Title: 周期晶体中的对称性和局域化：具有费米子时间反演对称性的布洛赫束的平凡性

Abstract: We describe some applications of group- and bundle-theoretic methods in solid state physics, showing how symmetries lead to a proof of the localization of electrons in gapped crystalline solids, as e.g. insulators and semiconductors.

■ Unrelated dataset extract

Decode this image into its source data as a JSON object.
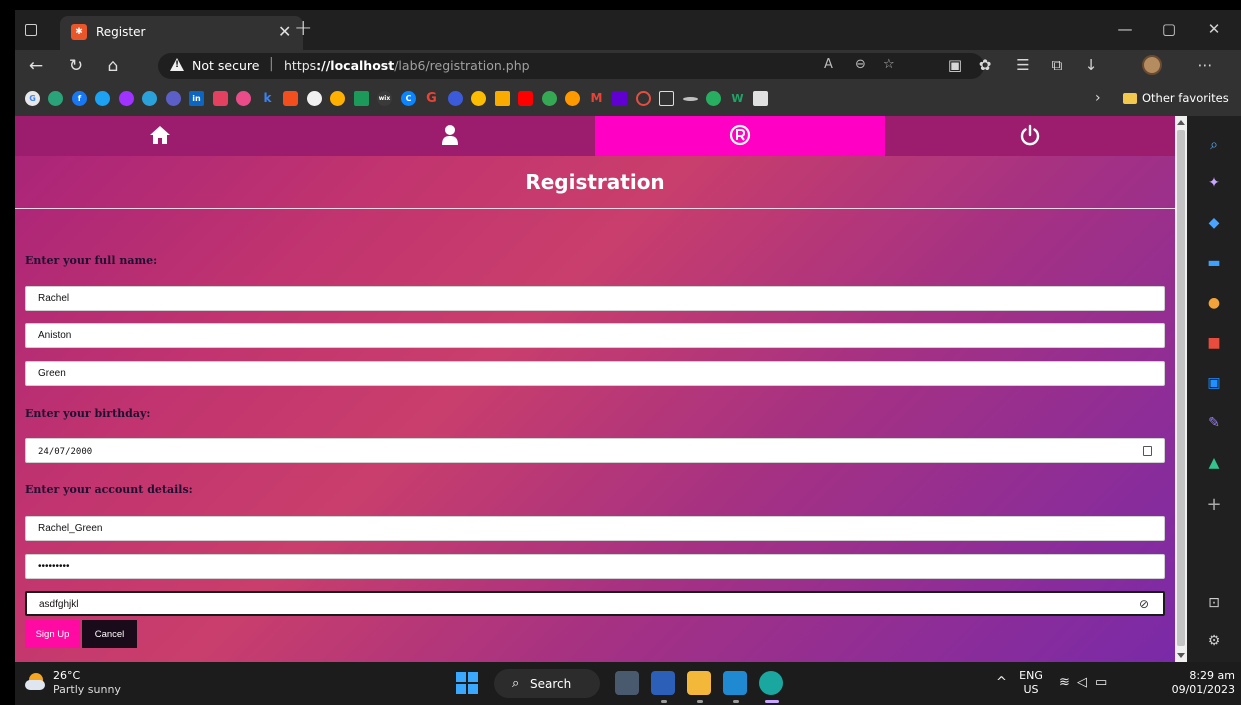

We shortly review the Bloch-Floquet decomposition of periodic operators, and the related concepts of Bloch frames and composite Wannier functions. We show that the latter are almost-exponentially localized if and only if there exists a smooth periodic Bloch frame, and that the obstruction to the latter condition is the triviality of a Hermitian vector bundle, called the Bloch bundle. The role of additional $\mathbb{Z}_2$-symmetries, as time-reversal and space-reflection symmetry, is discussed, showing how time-reversal symmetry implies the triviality of the Bloch bundle, both in the bosonic and in the fermionic case. Moreover, the same $\mathbb{Z}_2$-symmetry allows to define a finer notion of isomorphism and, consequently, to define new topological invariants, which agree with the indices introduced by Fu, Kane and Mele in the context of topological insulators. Show Chinese abstract

Abstract: 我们描述了群论和丛论方法在固态物理学中的若干应用，展示出对称性如何导致间隙晶体固体（如绝缘体和半导体）中电子局域化的证明。 我们简要回顾了周期算子的布洛赫-弗洛凯分解及其相关的布洛赫框架和复合威尔纳函数的概念。 我们表明，后者的几乎指数局域化当且仅当存在一个光滑周期布洛赫框架，并且后者条件的障碍是一个厄米向量丛（称为布洛赫丛）的平凡性。 讨论了额外的$\mathbb{Z}_2$对称性（如时间反演对称性和空间反射对称性）的作用，展示了时间反演对称性如何导致布洛赫丛在玻色子和费米子情况下的平凡性。 此外，同样的$\mathbb{Z}_2$对称性允许定义一种更精细的同构概念，并由此定义新的拓扑不变量，这些不变量与福（Fu）、卡内（Kane）和梅勒（Mele）在拓扑绝缘体背景中引入的指标一致。